Parliament (national level) and County Assemblies (county level) are in charge of this stage.  It entails: -

Debate on the budget estimates by the parliament and county assemblies.

Amendment and approval of the budget estimates after treasury tables them before Parliament and/or the County Assemblies.

Enactment of the appropriation law (also known as Approved Budgets) and any other laws required to implement the budgetary proposals.

Step Three: Implementation

The National Treasury is in charge of the implementation stage. Here, the budget proposals passed by Parliament or the County Assemblies are implemented.

Parliamentary oversight also takes place at this point and it involves evaluating and accounting for budgeted revenues and expenditures; reviewing and reporting on those budgeted revenues and expenditures every three months. National and county governments also give trimestral budget implementation reports.

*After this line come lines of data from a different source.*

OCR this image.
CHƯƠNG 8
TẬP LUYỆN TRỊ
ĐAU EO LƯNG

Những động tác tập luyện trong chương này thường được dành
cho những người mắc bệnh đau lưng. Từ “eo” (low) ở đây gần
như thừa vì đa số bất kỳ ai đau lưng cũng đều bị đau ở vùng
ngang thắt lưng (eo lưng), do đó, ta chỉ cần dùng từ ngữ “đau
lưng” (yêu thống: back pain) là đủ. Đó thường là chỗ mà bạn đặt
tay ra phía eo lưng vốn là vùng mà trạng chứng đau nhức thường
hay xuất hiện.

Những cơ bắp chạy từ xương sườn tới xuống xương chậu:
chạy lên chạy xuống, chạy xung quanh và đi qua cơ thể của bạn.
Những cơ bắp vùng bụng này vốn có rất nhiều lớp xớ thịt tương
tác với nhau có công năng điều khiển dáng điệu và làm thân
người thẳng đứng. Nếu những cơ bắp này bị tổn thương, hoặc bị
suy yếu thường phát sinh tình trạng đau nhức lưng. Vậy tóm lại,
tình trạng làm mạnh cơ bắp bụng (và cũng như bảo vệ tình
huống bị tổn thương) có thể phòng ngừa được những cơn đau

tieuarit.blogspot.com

Quarterly budget implementation reports by the Controller of Budget are also documented and submitted at this stage. The national and county governments should also come up with quarterly budget implementation reports which belong to this stage.

Step Four: Audit

This is the final stage of the budget-making process, usually handled by the Office of the Auditor General which reviews and reports on the accounts of both national and county governments.

The audit report confirms whether or not both levels of government spent public money legally and effectively.

The reports are then tabled before Parliament and the respective county assemblies; after which both are expected to debate and take appropriate action within three months of receiving the audit report.